A mon retour, ma mère me gronda sévèrement en me menaçant avec les pincettes du feu; mais je m’y étais préparé et laissais passer l’orage : je savais qu’elle ne me tiendrait pas vraiment rigueur d’être aller dire au revoir à mon père. La maison, toujours chaude et accueillante comme les bras de ma mère, sentait la pêche et la prune. Sur le feu près d’un écran ouvert, une tarte finissait de cuire et mon appétit acheva de chasser mon affliction passagère due au départ de mon père.


Ma mère suivit mon regard et m’avertit :


« Celle-là est pour demain. Si tu as faim, il reste un peu de galette et il y a du miel dans le placard. »


Je grignotais un moment en pensant à la journée de demain. La moisson n’était pas terminée dans les champs et il y aurait du travail pour tout le monde dans la fraîcheur du matin, ensuite, aux heures chaudes, le prêtre du Dieu Sage instruirait les fils de guerriers sous le grand chêne près du torrent. Et enfin, lorsque le soleil baisserait, j’irais à la rivière pour pêcher avec les autres garçons ou alors nous ferions des parties de Jang, un jeu de stratégie avec des pions et des cases, si le temps était mauvais.


Je souhaitais bonne nuit à ma mère et j’allais m’étendre sur ma natte dehors sur un des balcon. Je m’endormis paisiblement en tentant de me souvenir d’un coup fameux que m’avais montré un jour mon grand-père.

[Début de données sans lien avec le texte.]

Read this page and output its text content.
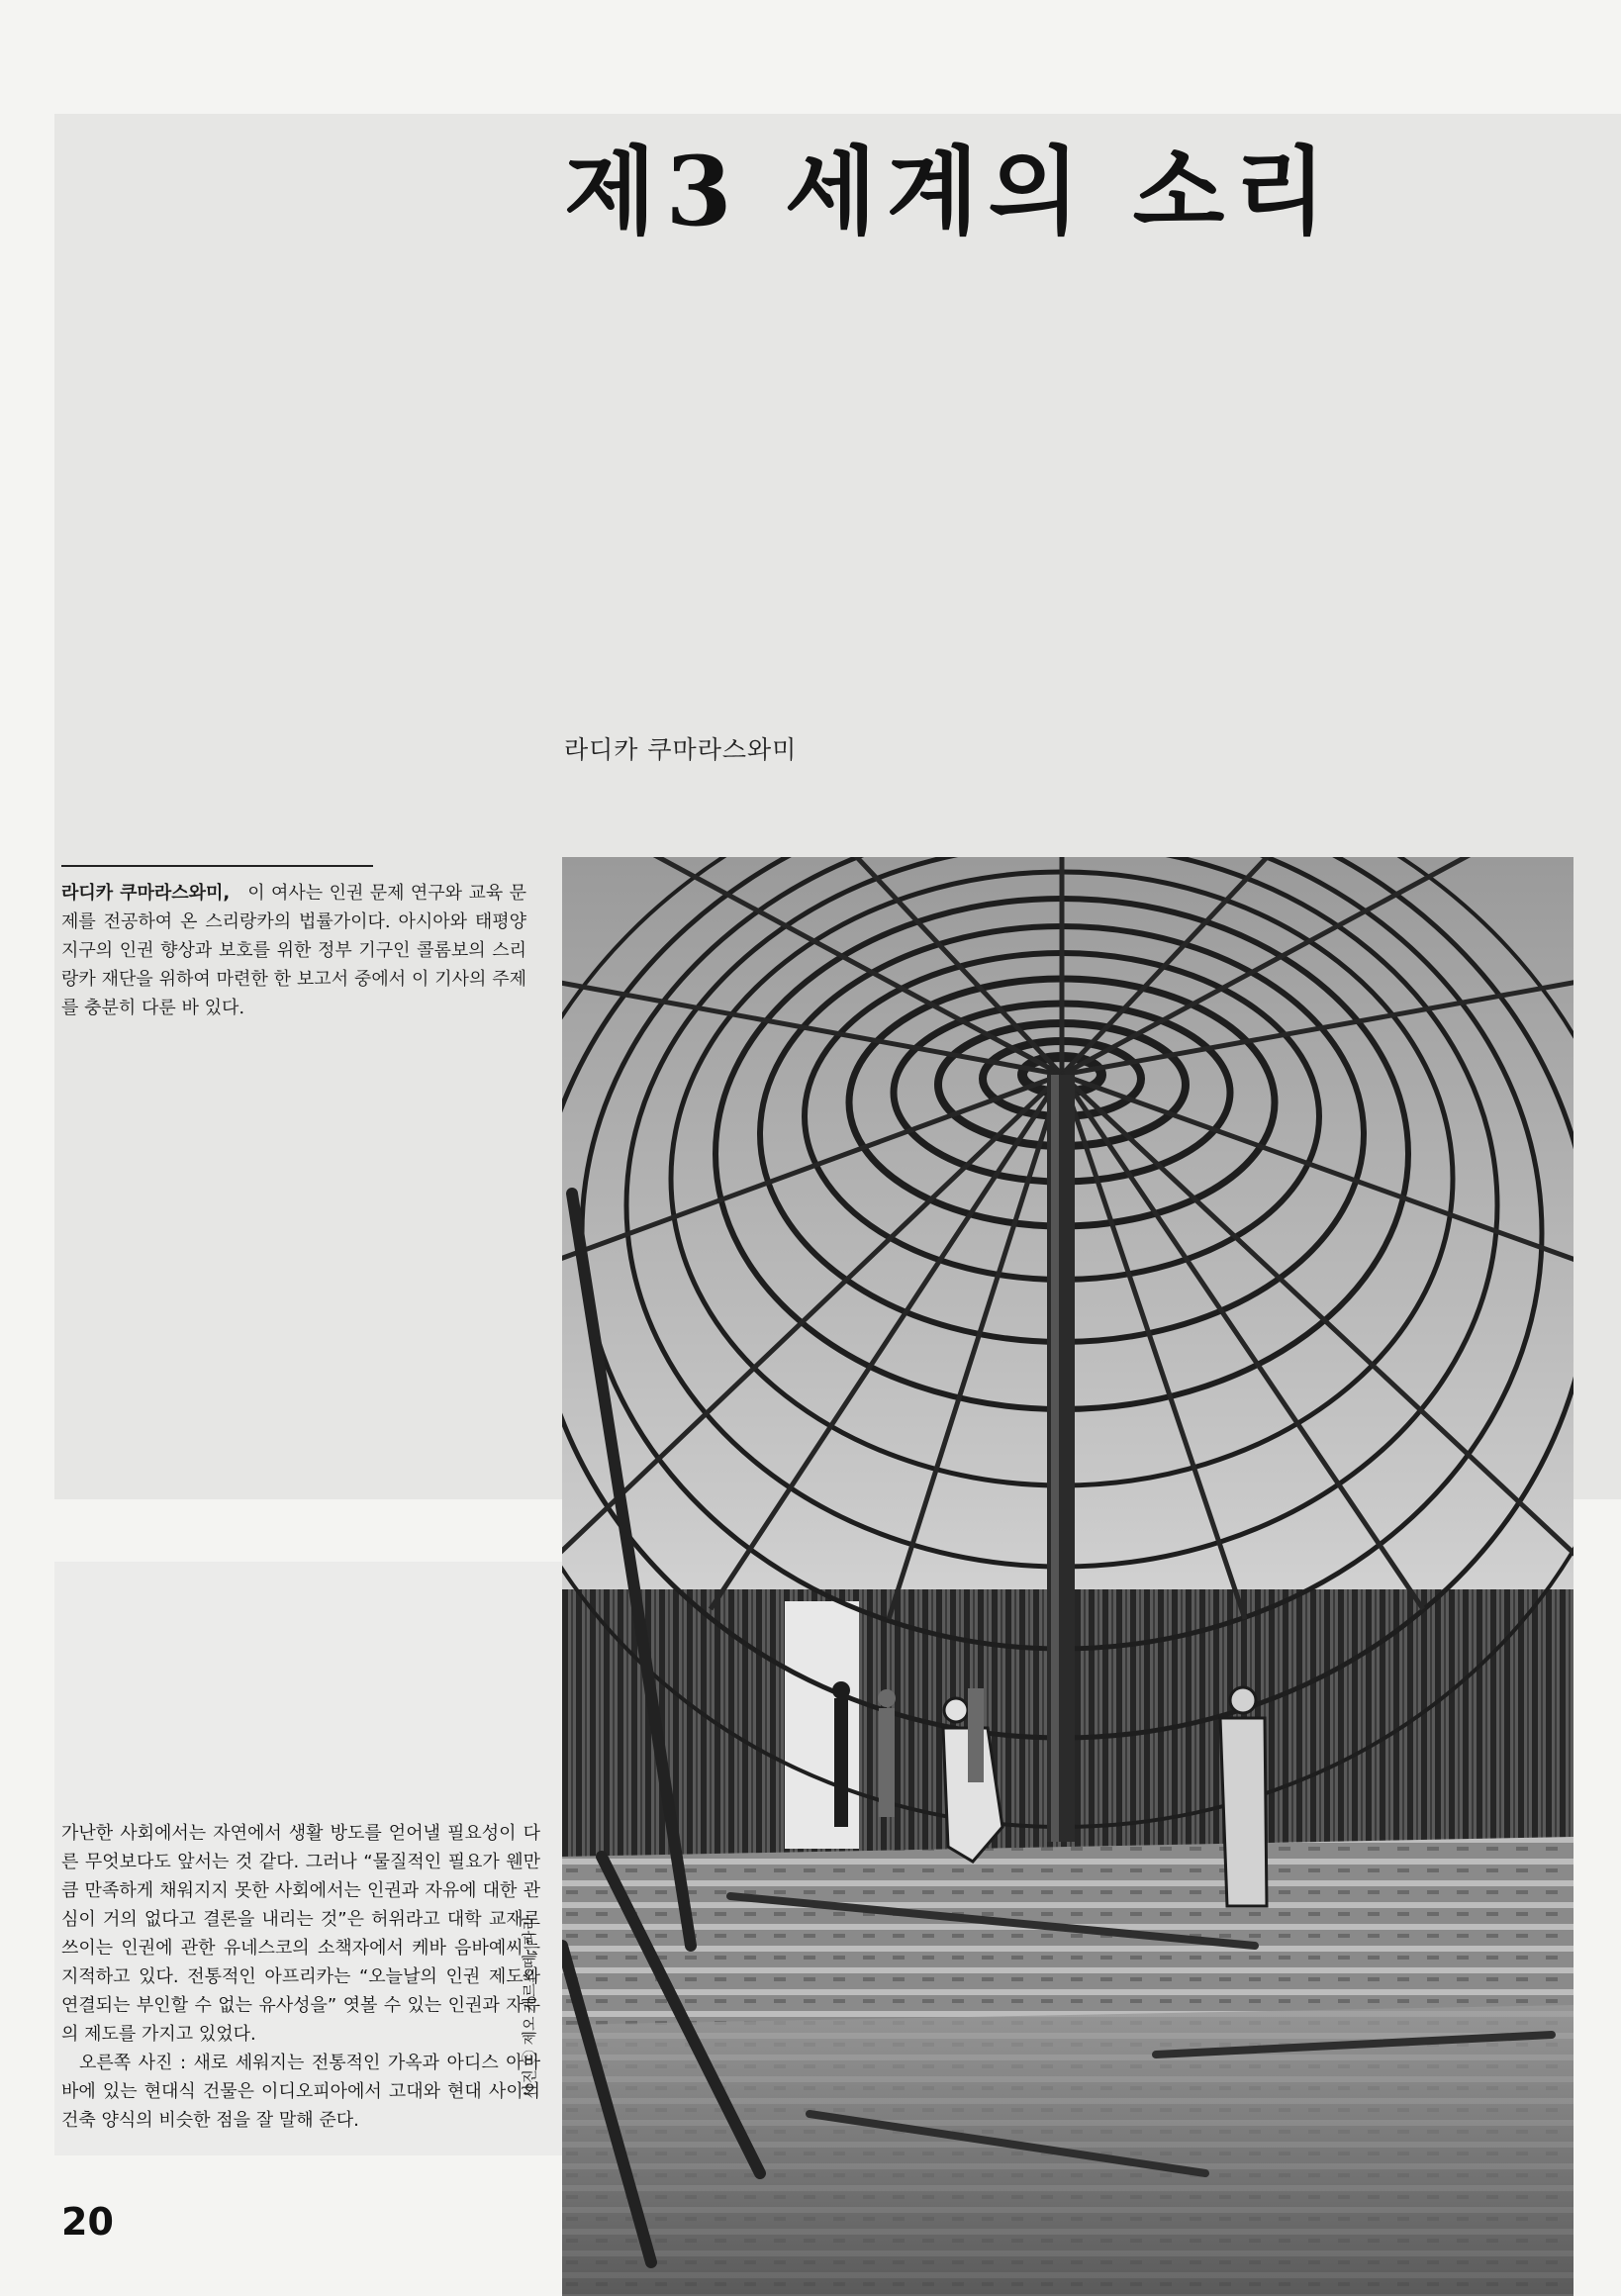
제3 세계의 소리
라디카 쿠마라스와미

라디카 쿠마라스와미, 이 여사는 인권 문제 연구와 교육 문제를 전공하여 온 스리랑카의 법률가이다. 아시아와 태평양 지구의 인권 향상과 보호를 위한 정부 기구인 콜롬보의 스리랑카 재단을 위하여 마련한 한 보고서 중에서 이 기사의 주제를 충분히 다룬 바 있다.

가난한 사회에서는 자연에서 생활 방도를 얻어낼 필요성이 다른 무엇보다도 앞서는 것 같다. 그러나 “물질적인 필요가 웬만큼 만족하게 채워지지 못한 사회에서는 인권과 자유에 대한 관심이 거의 없다고 결론을 내리는 것”은 허위라고 대학 교재로 쓰이는 인권에 관한 유네스코의 소책자에서 케바 음바예씨는 지적하고 있다. 전통적인 아프리카는 “오늘날의 인권 제도와 연결되는 부인할 수 없는 유사성을” 엿볼 수 있는 인권과 자유의 제도를 가지고 있었다.

오른쪽 사진 : 새로 세워지는 전통적인 가옥과 아디스 아바바에 있는 현대식 건물은 이디오피아에서 고대와 현대 사이의 건축 양식의 비슷한 점을 잘 말해 준다.

사진 ⓒ 제오 게르스떼, 파리
20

Les journées chaudes de la fin d’été passaient avec une lenteur exaspérante. Chaque jour semblait copier le précédent et je me sentais enfermé dans une routine paisible et rassurante. Cependant, chaque soir, je sortais sur le balcon et levais les yeux vers la pâle Yamika.


Je savais que quelque part, mon père regardait comme moi la même silhouette nacrée avec au cœur la nostalgie d’une belle terre au pied des montagnes: alors je priais la déesse blanche qui nous voyait tous deux, de veiller sur lui et de lui trouver une voie sûre dans son manteau de ténèbres.


Je restais longtemps assis à contempler la nuit, ne cessant que lorsque ma mère venait enfin me chercher : un soir, elle s’assit à côté de moi, sa robe du soir légèrement ouverte pour profiter de la brise fraîche. Le bruissement lancinant d’un grillon nous berçait lentement, tandis que le hululement sonore d’une chouette résonnait dans la nuit. Tous ces sons, ces odeurs de pins et de fleurs auxquelles s’ajoutait le parfum de ma mère me semblaient plus vivants que les journées brûlantes que je passais à travailler ou à m’instruire.


Ma mère prit ma main dans la sienne.


« Yakima nous montre ce soir le même visage que lors de son départ…et il n’est toujours pas rentré… »


Il n’y avait nul besoin de préciser qui était « il ». Je savais qu'elle parlait de mon père.


Je serrais ses doigts frêles et graciles dans les miens.


« Il ne devrait pas tarder. Père n’est jamais en retard…Je suis sûr qu’il sera là demain matin pour nous saluer avant que les travaux de l’aube commencent. »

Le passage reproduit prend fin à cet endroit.